You're confusing two things.
Classic softmax attention aka Softmax(Q K^T/sqrt(d_k))V consists of two matrix multiplications.
This means QK^T=O and then softmax(O/sqrt(d_k)V.
The matrix O is quadratic with respect to the number of input tokens. Writing the O matrix to main memory is bound by the maximum bandwidth of your memory.
Then it has to be read out again to be multiplied against V.
What flash attention does is change the algorithm. Flash attention is numerically similar to softmax attention, but not equivalent. The changed algorithm allows you to fuse the independent kernels.
Instead of writing out the O matrix to main memory, its softmax is calculated against V immediately. The double memory roundtrip is now gone. This in itself does not change the fact that both softmax attention and flash attention are quadratic with respect to the input, but it sure as hell improves the speed of "prefill".
If you tile the Q, K, V matrices into n blocks each, you will still have to load O(n^2) blocks.
But here is the thing.

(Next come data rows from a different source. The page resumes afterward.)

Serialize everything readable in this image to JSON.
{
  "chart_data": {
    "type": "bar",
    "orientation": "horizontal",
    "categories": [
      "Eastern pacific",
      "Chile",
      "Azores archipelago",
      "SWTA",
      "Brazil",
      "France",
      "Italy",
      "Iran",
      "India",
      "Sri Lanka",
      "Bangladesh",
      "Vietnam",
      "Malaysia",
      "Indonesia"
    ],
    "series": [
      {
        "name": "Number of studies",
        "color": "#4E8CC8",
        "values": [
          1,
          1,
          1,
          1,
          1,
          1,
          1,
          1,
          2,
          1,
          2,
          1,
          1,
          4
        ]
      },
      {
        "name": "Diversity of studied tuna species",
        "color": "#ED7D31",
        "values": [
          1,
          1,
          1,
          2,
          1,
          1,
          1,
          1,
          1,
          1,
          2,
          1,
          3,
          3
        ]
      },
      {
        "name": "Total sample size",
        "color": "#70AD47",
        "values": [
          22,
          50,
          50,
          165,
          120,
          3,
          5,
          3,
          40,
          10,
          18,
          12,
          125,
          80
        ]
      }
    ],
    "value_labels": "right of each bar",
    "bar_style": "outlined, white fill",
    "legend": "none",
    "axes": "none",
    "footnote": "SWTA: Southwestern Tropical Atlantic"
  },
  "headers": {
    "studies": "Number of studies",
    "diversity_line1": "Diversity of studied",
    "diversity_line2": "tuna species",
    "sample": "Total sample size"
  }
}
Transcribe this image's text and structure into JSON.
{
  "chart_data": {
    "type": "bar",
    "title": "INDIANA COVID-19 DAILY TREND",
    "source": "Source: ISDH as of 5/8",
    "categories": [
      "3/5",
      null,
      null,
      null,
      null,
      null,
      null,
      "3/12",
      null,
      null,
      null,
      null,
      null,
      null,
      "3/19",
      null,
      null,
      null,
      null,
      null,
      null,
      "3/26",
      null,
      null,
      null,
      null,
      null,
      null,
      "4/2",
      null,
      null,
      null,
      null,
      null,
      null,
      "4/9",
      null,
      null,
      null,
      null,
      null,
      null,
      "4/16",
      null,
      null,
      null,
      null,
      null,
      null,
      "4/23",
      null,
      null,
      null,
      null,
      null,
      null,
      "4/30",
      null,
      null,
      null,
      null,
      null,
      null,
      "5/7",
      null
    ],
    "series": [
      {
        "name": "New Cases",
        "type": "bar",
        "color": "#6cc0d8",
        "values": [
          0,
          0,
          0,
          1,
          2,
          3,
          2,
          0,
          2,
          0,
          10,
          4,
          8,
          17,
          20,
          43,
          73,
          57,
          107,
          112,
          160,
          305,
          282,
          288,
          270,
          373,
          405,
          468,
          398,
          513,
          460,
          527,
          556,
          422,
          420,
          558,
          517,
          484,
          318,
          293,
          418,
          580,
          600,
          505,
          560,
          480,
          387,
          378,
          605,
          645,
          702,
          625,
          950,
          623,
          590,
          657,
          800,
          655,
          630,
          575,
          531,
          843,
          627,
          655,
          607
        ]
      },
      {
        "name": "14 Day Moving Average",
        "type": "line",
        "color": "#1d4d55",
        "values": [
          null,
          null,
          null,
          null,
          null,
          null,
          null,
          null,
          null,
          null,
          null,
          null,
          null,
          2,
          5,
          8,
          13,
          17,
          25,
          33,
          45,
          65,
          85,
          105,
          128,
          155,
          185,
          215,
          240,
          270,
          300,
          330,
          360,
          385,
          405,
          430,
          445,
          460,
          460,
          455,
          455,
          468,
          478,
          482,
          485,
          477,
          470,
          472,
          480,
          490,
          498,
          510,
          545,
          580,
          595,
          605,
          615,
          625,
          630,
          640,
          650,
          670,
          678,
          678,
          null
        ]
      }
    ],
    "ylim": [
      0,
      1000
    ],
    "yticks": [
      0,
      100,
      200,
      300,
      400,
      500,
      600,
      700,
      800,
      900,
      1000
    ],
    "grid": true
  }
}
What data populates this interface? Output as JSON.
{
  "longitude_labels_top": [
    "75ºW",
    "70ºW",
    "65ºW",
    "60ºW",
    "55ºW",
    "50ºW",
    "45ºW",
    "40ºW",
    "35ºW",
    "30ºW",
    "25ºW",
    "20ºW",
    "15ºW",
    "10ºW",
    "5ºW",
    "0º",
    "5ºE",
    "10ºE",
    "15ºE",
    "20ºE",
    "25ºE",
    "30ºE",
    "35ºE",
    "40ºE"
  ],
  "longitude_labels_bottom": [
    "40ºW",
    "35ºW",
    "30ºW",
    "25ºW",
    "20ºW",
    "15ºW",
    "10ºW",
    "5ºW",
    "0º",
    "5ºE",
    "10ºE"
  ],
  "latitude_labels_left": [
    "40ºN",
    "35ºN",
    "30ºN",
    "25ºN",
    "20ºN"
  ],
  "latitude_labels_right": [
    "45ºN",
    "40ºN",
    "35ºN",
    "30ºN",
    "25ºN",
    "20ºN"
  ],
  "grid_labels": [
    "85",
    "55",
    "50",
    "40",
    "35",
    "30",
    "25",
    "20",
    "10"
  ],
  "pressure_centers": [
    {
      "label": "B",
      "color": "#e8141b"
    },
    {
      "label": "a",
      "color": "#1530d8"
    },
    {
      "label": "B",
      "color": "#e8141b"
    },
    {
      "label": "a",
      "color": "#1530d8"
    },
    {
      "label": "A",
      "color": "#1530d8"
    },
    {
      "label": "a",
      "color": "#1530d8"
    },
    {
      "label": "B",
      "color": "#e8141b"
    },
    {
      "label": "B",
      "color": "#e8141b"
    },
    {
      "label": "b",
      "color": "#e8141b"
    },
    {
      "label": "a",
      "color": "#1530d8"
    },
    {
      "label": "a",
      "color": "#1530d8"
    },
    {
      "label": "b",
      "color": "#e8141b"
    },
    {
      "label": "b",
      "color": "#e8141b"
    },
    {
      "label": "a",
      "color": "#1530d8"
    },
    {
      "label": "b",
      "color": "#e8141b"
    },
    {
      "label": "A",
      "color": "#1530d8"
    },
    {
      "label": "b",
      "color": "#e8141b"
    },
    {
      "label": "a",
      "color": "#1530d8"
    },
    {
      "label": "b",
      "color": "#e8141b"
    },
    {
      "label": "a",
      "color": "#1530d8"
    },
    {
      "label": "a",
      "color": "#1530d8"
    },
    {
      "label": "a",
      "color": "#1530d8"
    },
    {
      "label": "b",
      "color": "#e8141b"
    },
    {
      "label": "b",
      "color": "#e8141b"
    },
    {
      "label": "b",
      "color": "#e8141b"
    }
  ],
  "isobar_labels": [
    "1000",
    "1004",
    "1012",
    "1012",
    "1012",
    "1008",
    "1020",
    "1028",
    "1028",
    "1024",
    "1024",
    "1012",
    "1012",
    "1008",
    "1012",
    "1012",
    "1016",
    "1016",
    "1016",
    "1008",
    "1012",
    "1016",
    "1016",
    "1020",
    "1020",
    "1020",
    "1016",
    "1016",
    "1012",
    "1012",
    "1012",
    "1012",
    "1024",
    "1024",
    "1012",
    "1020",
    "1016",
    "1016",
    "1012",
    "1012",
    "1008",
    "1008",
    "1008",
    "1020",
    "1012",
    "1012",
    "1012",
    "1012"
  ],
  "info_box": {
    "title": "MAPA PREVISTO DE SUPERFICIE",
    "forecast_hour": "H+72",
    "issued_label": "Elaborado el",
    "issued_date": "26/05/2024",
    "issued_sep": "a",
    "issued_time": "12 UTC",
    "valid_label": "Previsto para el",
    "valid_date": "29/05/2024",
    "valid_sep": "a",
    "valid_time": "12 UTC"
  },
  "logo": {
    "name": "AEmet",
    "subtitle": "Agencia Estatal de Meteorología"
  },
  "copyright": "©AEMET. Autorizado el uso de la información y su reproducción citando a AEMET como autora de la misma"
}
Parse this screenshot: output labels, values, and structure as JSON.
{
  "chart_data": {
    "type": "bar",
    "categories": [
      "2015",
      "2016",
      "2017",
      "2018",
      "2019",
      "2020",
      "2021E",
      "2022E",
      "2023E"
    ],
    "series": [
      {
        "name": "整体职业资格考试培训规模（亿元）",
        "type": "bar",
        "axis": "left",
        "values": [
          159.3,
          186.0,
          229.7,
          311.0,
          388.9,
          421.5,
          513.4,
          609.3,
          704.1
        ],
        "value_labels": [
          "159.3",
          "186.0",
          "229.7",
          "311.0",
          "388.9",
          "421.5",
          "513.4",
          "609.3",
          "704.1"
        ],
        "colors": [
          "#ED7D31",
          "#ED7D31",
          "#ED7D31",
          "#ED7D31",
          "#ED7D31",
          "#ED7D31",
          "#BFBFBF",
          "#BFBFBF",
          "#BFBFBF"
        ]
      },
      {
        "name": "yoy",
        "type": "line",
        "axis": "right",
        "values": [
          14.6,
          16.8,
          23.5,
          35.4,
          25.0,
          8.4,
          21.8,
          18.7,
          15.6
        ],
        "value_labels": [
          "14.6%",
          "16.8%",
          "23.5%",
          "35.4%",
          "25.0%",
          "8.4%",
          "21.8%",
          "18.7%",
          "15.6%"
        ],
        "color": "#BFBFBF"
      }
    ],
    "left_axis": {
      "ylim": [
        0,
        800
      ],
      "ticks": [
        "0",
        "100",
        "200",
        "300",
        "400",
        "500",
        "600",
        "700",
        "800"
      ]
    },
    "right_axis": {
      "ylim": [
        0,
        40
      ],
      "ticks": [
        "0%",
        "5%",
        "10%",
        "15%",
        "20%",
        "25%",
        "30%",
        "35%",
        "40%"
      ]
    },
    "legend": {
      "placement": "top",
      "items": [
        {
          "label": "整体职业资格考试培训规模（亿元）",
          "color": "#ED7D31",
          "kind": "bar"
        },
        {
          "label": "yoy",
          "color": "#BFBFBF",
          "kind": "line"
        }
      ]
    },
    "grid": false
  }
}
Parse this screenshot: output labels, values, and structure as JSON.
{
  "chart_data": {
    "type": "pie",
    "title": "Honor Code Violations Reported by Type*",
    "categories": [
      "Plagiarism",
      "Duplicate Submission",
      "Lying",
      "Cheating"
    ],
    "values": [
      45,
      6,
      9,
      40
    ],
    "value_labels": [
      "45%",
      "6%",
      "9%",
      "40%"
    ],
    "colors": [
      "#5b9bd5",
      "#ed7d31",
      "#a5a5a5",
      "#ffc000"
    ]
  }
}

Matrix multiplication is an operation with a significant amount of shared data. This means the multipliers calculating the dot products are being fed from the same flip flops, or the data is shifted around via a systolic array. You end up in a situation with an insignificant memory load, but a massive amount of arithmetic.
In addition to that, you have all the tokens already, so the MLPs at the end of the layer can be processed as GEMM instead of GEMV.
This is why "prefill" is compute intensive instead of memory intensive.
During token generation, you need to perform attention for the next token, with all the tokens already in the KV cache. You load n entries from the KV cache, then do GEMV on the MLP and you have to do this over and over again in a sequential fashion. This means that memory bandwidth is the deciding factor for token generation.
Now here is a caveat: if SRAM is limited Vs your TOPS, then it is possible that even flash attention is memory bound, but for a different reason. It's memory bound, because the maximum tile size that can be held in SRAM can be processed faster than it takes to load it from system memory or VRAM and you are performing a quadratic amount of tile loading operations. This is only noticeable near the extreme top end of context lengths between 32k and 128k tokens.